The European Union’s highest court has upheld Brussels’ right to force member states to take in asylum seekers, dismissing complaints by Slovakia and Hungary about EU migration policy.
In the latest twist to a dispute that broke out two years ago when more than one million migrants poured across the Mediterranean, the European Court of Justice found the EU was entitled to order national governments to take in quotas of mainly Syrian refugees relocated from Italy and Greece.
The programme set up by the executive European Commission was approved by majority vote of member states in the face of opposition from formerly communist countries in the east who said their societies could not absorb mainly Muslim immigrants.
A migrant walks past the slogans which reads ‘Refugees Welcome’ written on a wall near the former Jungle in Calais, France
Scores of migrants wait to be registered to be taken to refugee centre in France last year in the aftermath of an influx of asylum seekers fleeing war in the Middle East and Africa in 2015
The Luxembourg-based court ruled: ‘The court dismisses the actions brought by Slovakia and Hungary against the provisional mechanism for the mandatory relocation of asylum seekers,’ adding it rejected the complaints ‘in their entirety’.
‘The mechanism actually contributes to enabling Greece and Italy to deal with the impact of the 2015 migration crisis and is proportionate.’
The immigration scheme provided relocation of up to 120,000 people, but only about 25,000 have so far been moved.

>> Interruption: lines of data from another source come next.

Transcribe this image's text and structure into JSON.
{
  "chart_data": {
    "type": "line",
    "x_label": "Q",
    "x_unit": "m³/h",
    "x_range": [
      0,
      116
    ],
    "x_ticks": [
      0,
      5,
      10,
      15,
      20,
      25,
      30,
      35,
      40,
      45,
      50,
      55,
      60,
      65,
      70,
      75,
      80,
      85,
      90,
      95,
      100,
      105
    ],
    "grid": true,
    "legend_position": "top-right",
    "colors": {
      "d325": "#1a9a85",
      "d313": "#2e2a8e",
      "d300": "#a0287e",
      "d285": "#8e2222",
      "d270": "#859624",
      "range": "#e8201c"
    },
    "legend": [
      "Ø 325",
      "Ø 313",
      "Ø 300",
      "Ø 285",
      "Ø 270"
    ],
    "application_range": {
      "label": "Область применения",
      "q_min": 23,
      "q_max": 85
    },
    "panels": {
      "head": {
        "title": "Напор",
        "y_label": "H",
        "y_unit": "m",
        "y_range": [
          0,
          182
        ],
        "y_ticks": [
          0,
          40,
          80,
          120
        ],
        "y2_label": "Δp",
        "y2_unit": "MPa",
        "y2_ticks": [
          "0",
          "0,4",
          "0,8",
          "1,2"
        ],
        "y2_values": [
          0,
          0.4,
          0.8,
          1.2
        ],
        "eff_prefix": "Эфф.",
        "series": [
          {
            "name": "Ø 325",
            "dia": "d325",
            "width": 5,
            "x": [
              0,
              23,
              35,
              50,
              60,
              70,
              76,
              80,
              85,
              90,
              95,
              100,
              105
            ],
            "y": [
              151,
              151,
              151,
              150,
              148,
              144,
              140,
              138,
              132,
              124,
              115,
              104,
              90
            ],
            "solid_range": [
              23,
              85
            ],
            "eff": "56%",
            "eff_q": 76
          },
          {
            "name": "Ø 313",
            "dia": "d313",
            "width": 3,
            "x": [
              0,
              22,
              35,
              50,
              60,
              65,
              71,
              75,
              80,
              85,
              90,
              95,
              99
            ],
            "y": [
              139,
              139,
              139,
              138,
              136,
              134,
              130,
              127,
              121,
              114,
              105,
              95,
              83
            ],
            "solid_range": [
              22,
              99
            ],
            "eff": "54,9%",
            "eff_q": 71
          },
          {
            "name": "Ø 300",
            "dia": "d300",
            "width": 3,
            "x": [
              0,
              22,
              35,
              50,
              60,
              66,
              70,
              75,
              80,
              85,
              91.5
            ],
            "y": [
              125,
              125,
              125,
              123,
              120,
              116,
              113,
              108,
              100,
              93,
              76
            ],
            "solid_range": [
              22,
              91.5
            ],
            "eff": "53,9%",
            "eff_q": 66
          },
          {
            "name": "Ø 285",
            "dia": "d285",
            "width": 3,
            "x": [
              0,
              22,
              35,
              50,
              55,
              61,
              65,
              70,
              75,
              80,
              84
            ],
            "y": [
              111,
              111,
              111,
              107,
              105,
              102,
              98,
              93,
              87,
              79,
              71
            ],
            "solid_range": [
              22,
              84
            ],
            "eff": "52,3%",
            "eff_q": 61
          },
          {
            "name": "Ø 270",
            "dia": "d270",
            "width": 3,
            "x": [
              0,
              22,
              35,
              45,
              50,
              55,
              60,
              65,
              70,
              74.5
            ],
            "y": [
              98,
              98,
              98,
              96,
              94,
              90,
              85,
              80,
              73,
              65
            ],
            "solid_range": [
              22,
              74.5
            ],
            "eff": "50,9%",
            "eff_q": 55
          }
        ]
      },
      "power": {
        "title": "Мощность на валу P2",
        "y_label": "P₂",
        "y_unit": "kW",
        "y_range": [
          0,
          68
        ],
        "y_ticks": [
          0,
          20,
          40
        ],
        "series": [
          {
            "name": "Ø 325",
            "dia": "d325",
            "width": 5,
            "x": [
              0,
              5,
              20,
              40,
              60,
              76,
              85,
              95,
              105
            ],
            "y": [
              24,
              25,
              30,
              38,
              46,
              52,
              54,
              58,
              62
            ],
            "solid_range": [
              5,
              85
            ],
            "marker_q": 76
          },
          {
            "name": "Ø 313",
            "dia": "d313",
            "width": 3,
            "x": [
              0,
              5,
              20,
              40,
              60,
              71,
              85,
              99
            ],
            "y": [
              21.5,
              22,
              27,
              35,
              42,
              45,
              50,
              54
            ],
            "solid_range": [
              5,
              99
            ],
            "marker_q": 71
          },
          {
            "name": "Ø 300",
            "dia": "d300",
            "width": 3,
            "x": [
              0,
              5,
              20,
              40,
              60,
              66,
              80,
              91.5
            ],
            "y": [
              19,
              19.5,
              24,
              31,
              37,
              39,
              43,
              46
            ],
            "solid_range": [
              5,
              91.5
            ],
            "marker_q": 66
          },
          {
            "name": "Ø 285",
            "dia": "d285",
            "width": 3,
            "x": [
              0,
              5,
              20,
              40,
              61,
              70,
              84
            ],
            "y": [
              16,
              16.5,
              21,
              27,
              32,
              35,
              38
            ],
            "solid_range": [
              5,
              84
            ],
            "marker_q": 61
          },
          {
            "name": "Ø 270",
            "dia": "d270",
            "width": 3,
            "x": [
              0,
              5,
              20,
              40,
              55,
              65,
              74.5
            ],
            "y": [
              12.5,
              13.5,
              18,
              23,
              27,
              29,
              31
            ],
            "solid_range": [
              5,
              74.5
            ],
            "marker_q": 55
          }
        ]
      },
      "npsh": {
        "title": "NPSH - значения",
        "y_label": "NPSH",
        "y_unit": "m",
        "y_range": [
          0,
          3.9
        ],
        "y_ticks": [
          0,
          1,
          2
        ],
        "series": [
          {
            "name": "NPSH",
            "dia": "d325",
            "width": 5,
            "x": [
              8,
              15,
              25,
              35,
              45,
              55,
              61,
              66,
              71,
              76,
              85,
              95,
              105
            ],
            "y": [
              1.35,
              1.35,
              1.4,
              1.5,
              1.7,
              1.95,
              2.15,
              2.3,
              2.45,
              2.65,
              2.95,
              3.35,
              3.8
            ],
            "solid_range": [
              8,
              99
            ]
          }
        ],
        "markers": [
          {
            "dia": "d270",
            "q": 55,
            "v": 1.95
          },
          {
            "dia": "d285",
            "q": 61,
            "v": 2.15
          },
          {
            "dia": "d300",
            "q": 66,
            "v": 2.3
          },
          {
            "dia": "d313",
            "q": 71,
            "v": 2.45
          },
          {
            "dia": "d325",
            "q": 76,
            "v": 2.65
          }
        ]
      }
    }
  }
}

A further programme for resettling people directly from outside the EU has also struggled to hit targets for taking in asylum-seekers.
Migration Commissioner Dimitris Avramopoulos tweeted: ‘Time to work in unity and implement solidarity in full.’
The Commission’s chief spokesman, however, denied a report that the executive would propose a new round of 40,000 relocations.
It is unclear how far Brussels many try to force eastern states to take refugees, many of whom themselves are reluctant to settle in the poorer, ex-Soviet bloc.
However, countries like Germany and Italy which are housing large numbers have said the easterners are jeopardising western-funded EU subsidies if they go on refusing, adding to deep strains in the bloc as it deals with Britain’s imminent exit and a still limping economy.
Slovakia´s Economy Minister Peter Ziga told reporters: ‘The quota system does not work, so the court decision is, perhaps, irrelevant at the moment.’
He said a new mechanism was needed though the problem was not as grave as arrivals had declined.
‘I think the European Commission will find a way to solve this problem,’ Ziga added.
Eastern leaders say the bloc should control its borders better to crack down on illegal immigration — something Brussels says it has succeeded in doing in the past two years.
Some of the 125 Sub-Saharan migrants rescued by Spanish Maritime Rescue Services in the waters of the Strait of Gibraltar while travelling aboard small boats, a surfboard and a kayak, arrive at the port of Tarifa in Cadiz, southern Spain on August 30, 2017
The EU has taken in more than 1.7million people from the Middle East and Africa since 2014.
But, after a mass influx in 2015, numbers have gone down steadily following actions last year that all but closed the route from Turkey to Greece and from Greece to the Balkans and northern Europe.
The EU has also increased support for Libya to curb arrivals in Italy.
The eastern EU states say they can send equipment and border guards to the bloc’s external frontiers in solidarity.
Hungary and Poland have refused to host a single person under the 2015 sharing scheme, while Slovakia and the Czech Republic have each taken in only a dozen or so.
Western EU states, including Germany, which took in the vast majority of the people who made it into the bloc and which will holds a parliamentary election on September 24, say the easterners cannot be exempted from showing solidarity.
While the EU has sought in vain to come up with a compromise, the court ruling may just force Brussels’ hand.
It is a delicate balancing act as putting such a thorny issue to a vote, and possibly passing a migration reform despite opposition from several states, would cause even more bad blood.
‘If we push it through above their heads, they will use it in their anti-EU propaganda at home,’ another EU diplomat said of Poland and Hungary, where the nationalist-minded governments are embroiled in disputes with Brussels over democratic rules.
‘But the arrivals are low, we have it more or less under control, so we have to get back to the solidarity mechanism.’